The company's net income for Q2 2025 was $20.30 million, a 67.3% decrease compared to $62.10 million in Q2 2024. On a per-share basis, the earnings per share (EPS) declined 65.6% to $0.11 in 2025 Q2 from $0.34 in 2024 Q2. This decline was attributed to non-recurring charges related to the sale of Jack Wolfskin, increased foreign currency hedge losses, and higher income tax expenses. Despite the drop, the company maintained strong operational resilience, having remained profitable for over 20 consecutive years in the corresponding fiscal quarter.
MODG's stock price has shown mixed performance recently. The stock dropped 3.62% during the latest trading day, 5.48% during the most recent full trading week, but gained 1.74% month-to-date. Post-earnings, the stock initially dipped 10.2% after a downgrade from "hold" to "sell," but it rebounded with a 2.9% gain over the past month, outperforming the S&P 500's 0.5% increase.
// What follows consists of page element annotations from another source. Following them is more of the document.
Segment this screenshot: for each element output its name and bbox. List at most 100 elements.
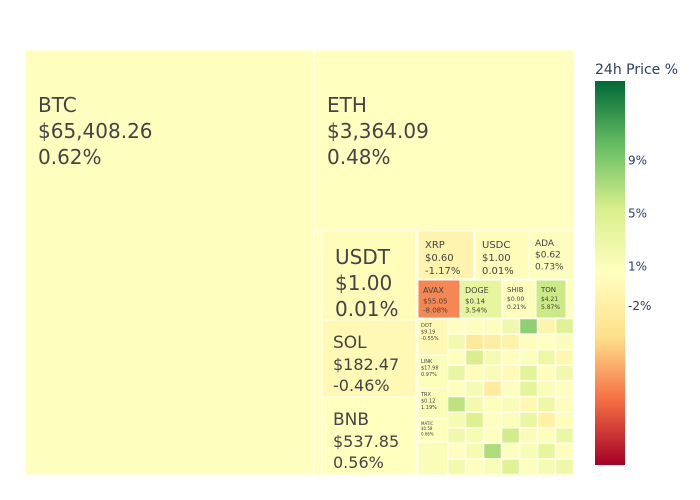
small-tile[interactable] [465, 318, 484, 334]
tile-xrp[interactable] [417, 230, 475, 280]
small-tile[interactable] [555, 443, 574, 459]
tile-usdt-price: $1.00 [335, 271, 392, 295]
small-tile[interactable] [465, 396, 484, 412]
tile-doge[interactable] [459, 279, 503, 319]
tile-ada[interactable] [528, 230, 575, 280]
small-tile[interactable] [465, 412, 484, 428]
tile-dot[interactable] [417, 318, 449, 356]
small-tile[interactable] [501, 349, 520, 366]
small-tile[interactable] [483, 318, 502, 334]
small-tile[interactable] [465, 365, 484, 381]
small-tile[interactable] [537, 396, 556, 412]
colorbar: 24h Price % 9% 5% 1% -2% [595, 62, 678, 465]
small-tile[interactable] [465, 349, 484, 366]
small-tile[interactable] [537, 381, 556, 397]
small-tile[interactable] [501, 365, 520, 381]
small-tile[interactable] [519, 349, 538, 366]
tile-eth[interactable] [313, 49, 575, 232]
small-tile[interactable] [501, 459, 520, 475]
small-tile[interactable] [555, 365, 574, 381]
tile-usdt-name: USDT [335, 245, 391, 269]
small-tile[interactable] [447, 365, 466, 381]
small-tile[interactable] [555, 349, 574, 366]
small-tile[interactable] [519, 396, 538, 412]
small-tile[interactable] [519, 443, 538, 459]
tile-ada-name: ADA [535, 239, 555, 249]
tile-ton-change: 5.87% [541, 304, 560, 311]
small-tile[interactable] [519, 412, 538, 428]
small-tile[interactable] [483, 349, 502, 366]
small-tile[interactable] [537, 459, 556, 475]
tile-doge-change: 3.54% [465, 307, 488, 315]
small-tile[interactable] [555, 396, 574, 412]
small-tile[interactable] [537, 318, 556, 334]
tile-avax[interactable] [417, 279, 461, 319]
small-tile[interactable] [555, 412, 574, 428]
tile-link[interactable] [417, 354, 449, 389]
small-tile[interactable] [483, 334, 502, 350]
small-tile[interactable] [537, 334, 556, 350]
tile-bnb-price: $537.85 [333, 432, 399, 451]
tile-bnb[interactable] [321, 396, 417, 476]
small-tile[interactable] [537, 412, 556, 428]
small-tile[interactable] [447, 381, 466, 397]
small-tile[interactable] [555, 334, 574, 350]
tile-btc-change: 0.62% [38, 145, 102, 169]
small-tile[interactable] [465, 443, 484, 459]
small-tile[interactable] [501, 334, 520, 350]
tile-usdc-name: USDC [482, 240, 510, 251]
tile-usdt[interactable] [321, 230, 417, 321]
small-tile[interactable] [417, 441, 449, 476]
small-tile[interactable] [537, 365, 556, 381]
tile-matic[interactable] [417, 417, 449, 443]
small-tile[interactable] [465, 427, 484, 444]
small-tile[interactable] [483, 396, 502, 412]
small-tile[interactable] [465, 381, 484, 397]
small-tile[interactable] [501, 396, 520, 412]
small-tile[interactable] [447, 443, 466, 459]
small-tile[interactable] [519, 365, 538, 381]
small-tile[interactable] [447, 349, 466, 366]
tile-bnb-change: 0.56% [333, 453, 384, 472]
small-tile[interactable] [537, 427, 556, 444]
small-tile[interactable] [519, 318, 538, 334]
tile-dot-change: -0.55% [421, 336, 439, 342]
small-tile[interactable] [519, 381, 538, 397]
small-tile[interactable] [555, 427, 574, 444]
small-tile[interactable] [555, 381, 574, 397]
small-tile[interactable] [555, 459, 574, 475]
small-tile[interactable] [501, 381, 520, 397]
tile-sol-price: $182.47 [333, 355, 399, 374]
small-tile[interactable] [447, 334, 466, 350]
small-tile[interactable] [501, 427, 520, 444]
small-tile[interactable] [447, 459, 466, 475]
small-tile[interactable] [447, 427, 466, 444]
small-tile[interactable] [483, 427, 502, 444]
small-tile[interactable] [447, 396, 466, 412]
small-tile[interactable] [555, 318, 574, 334]
small-tile[interactable] [483, 381, 502, 397]
tile-shib[interactable] [501, 279, 537, 319]
tile-shib-name: SHIB [507, 286, 524, 294]
small-tile[interactable] [519, 334, 538, 350]
small-tile[interactable] [537, 349, 556, 366]
small-tile[interactable] [447, 318, 466, 334]
small-tile[interactable] [483, 459, 502, 475]
small-tile[interactable] [483, 412, 502, 428]
tile-btc[interactable] [24, 49, 315, 476]
small-tile[interactable] [483, 365, 502, 381]
small-tile[interactable] [465, 334, 484, 350]
tile-ton[interactable] [535, 279, 567, 319]
tile-trx[interactable] [417, 387, 449, 419]
tile-sol-name: SOL [333, 333, 367, 353]
small-tile[interactable] [519, 427, 538, 444]
small-tile[interactable] [501, 443, 520, 459]
small-tile[interactable] [447, 412, 466, 428]
small-tile[interactable] [519, 459, 538, 475]
small-tile[interactable] [501, 318, 520, 334]
small-tile[interactable] [483, 443, 502, 459]
small-tile[interactable] [537, 443, 556, 459]
small-tile[interactable] [465, 459, 484, 475]
small-tile[interactable] [501, 412, 520, 428]
tile-dot-price: $9.19 [421, 330, 435, 336]
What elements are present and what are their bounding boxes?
Chip Brewer, CEO of Topgolf Callaway Brands, highlighted the company's strong second-quarter performance, noting that consolidated net revenue and Adjusted EBITDA exceeded expectations. He attributed this to strong consumer demand in the golf equipment segment, gross margin and cost savings initiatives, and successful value initiatives at Topgolf venues. The CEO also mentioned the company's ability to absorb increased tariffs and raised full-year guidance for continuing operations.
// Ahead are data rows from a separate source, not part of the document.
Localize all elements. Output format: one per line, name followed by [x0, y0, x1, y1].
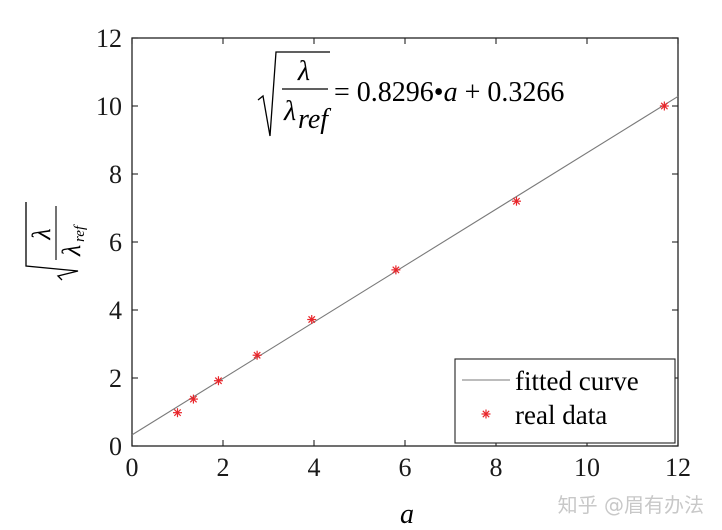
equation-denominator-sub: ref [298, 104, 331, 135]
data-point [659, 101, 669, 111]
fit-equation: λλ ref= 0.8296•a + 0.3266 [257, 51, 564, 137]
y-tick-label: 10 [96, 92, 122, 121]
watermark: 知乎 @眉有办法 [557, 493, 704, 517]
y-tick-label: 12 [96, 24, 122, 53]
x-tick-label: 2 [217, 453, 230, 482]
x-tick-label: 6 [399, 453, 412, 482]
y-tick-label: 2 [109, 364, 122, 393]
legend-label-fitted-curve: fitted curve [515, 366, 639, 396]
data-point [188, 394, 198, 404]
y-label-denominator: λ [57, 245, 86, 257]
legend-box [454, 358, 676, 444]
x-tick-label: 8 [490, 453, 503, 482]
legend-marker-swatch [481, 409, 491, 419]
x-tick-label: 4 [308, 453, 321, 482]
y-label-numerator: λ [27, 228, 56, 240]
data-point [173, 408, 182, 418]
data-point [307, 315, 317, 325]
legend-label-real-data: real data [515, 400, 607, 430]
y-tick-label: 8 [109, 160, 122, 189]
y-sqrt-symbol [25, 202, 79, 281]
x-tick-label: 12 [665, 453, 691, 482]
y-label-denominator-sub: ref [72, 224, 88, 242]
data-point [511, 196, 521, 206]
fitted-curve-line [131, 95, 679, 436]
y-tick-label: 6 [109, 228, 122, 257]
equation-rhs: = 0.8296•a + 0.3266 [334, 77, 564, 108]
legend: fitted curve real data [454, 358, 676, 444]
data-point [252, 350, 262, 360]
y-tick-label: 0 [109, 432, 122, 461]
equation-numerator: λ [297, 56, 310, 87]
y-tick-label: 4 [109, 296, 122, 325]
equation-denominator: λ [283, 96, 296, 127]
x-axis-label: a [400, 499, 414, 530]
x-tick-label: 10 [574, 453, 600, 482]
sqrt-symbol [257, 51, 330, 137]
data-point [391, 265, 401, 275]
y-axis-label: λλ ref [25, 202, 88, 281]
data-point [213, 376, 223, 386]
x-tick-label: 0 [126, 453, 139, 482]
Following the sale of Jack Wolfskin, the company updated its full-year 2025 guidance, excluding Jack Wolfskin from its outlook. For continuing operations, it expects to maintain strong performance across Topgolf and Golf Equipment, with improved traffic and sales trends. The company anticipates absorbing the increased tariffs while delivering improved results year-over-year. It also raised its full-year guidance for Adjusted EBITDA and revenue, reflecting the strong second-quarter performance and improved outlook for the year.
Additional news included the resignation of Artie Starrs, CEO of Topgolf, who is expected to stay until September 2025 to assist with the transition. The company also announced the sale of Jack Wolfskin, strengthening its liquidity position by 48% year-over-year to over $1.1 billion. This strategic move is part of the company's ongoing efforts to focus on its core businesses and improve financial performance. The company remains committed to separating its Topgolf and Core businesses, with a potential spin-off or sale of Topgolf likely delayed until 2026 due to the need for a new CEO.